SETELAH merilis dua single sebelumnya pada Juli dan September 2020, Assalova akhirnya mengakhiri skuel dari konsep trilogy Assalova bertajuk Fajar, Rabu (21/10/2020) lalu. Dikemas dengan aransemen pop-jazz, Fajar ini mempunyai instrumensi yang cukup padat namun ringan untuk dinikmati dan dapat mewakili makna dari lagu ini.

Untuk materi lagu sendiri diambil dari pengalaman pribadi Assalova, lagu tersebut bercerita tentang dua insan yang saling mencintai namun dipisahkan oleh banyaknya perbedaan dan takdir. Layaknya fajar dan senja, meskipun keduanya sama-sama indah dan mempesona namun menghiasi laman yang berbeda dan takkan pernah bersatu.

"Lagu ini ada kaitanya dengan kedua laguku sebelumnya. Kalau di Langit Dan Senja menceritakan tentang 2 orang sahabat yang salah satunya (Langit) memiliki perasaan lebih ke sahabatnya (Senja), tapi ternyata Senja belum moveon dari cinta dimasa lalunya, yaitu Fajar," katanya.

Ia menambahkan, untuk lagu Fajar dijelaskan mengapa fajar dan senja berpisah, lalu ditutup dengan Jalan Cerita yang ingin menikmati waktu bersama walaupun mereka mengetahui nantinya akan berpisah.

Fajar merupakan karya terbaru dari Assalova di 2020 yang diciptakan dan diaransemen oleh Assalova, dibantu Abita Wisnu sebagai string arranger.

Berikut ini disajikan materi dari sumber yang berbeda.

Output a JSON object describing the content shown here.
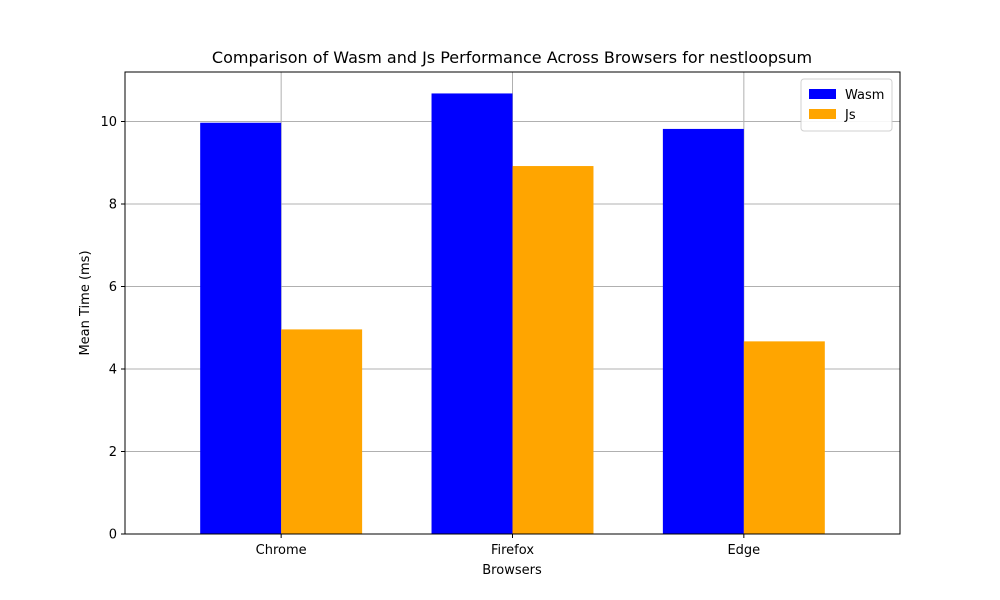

Setelah membuat komposisi lengkap dengan aransemen bandnya, Assalova juga melibatkan tim quartet string dari Jogja. Proses rekaman dan mixing mastering dilakukan di Tracking Studio Purwokerto oleh Budi Buds.


Assalova bersyukur dimasa pandemi seperti saat ini masih diberi kesempatan berkarya, meskipun diawal cukup 'ribet' untuk masalah aransemen string yang harus dikirim fila via online karena string berada di Yogyakarta, sedangkan Assalova berada di Purwokerto.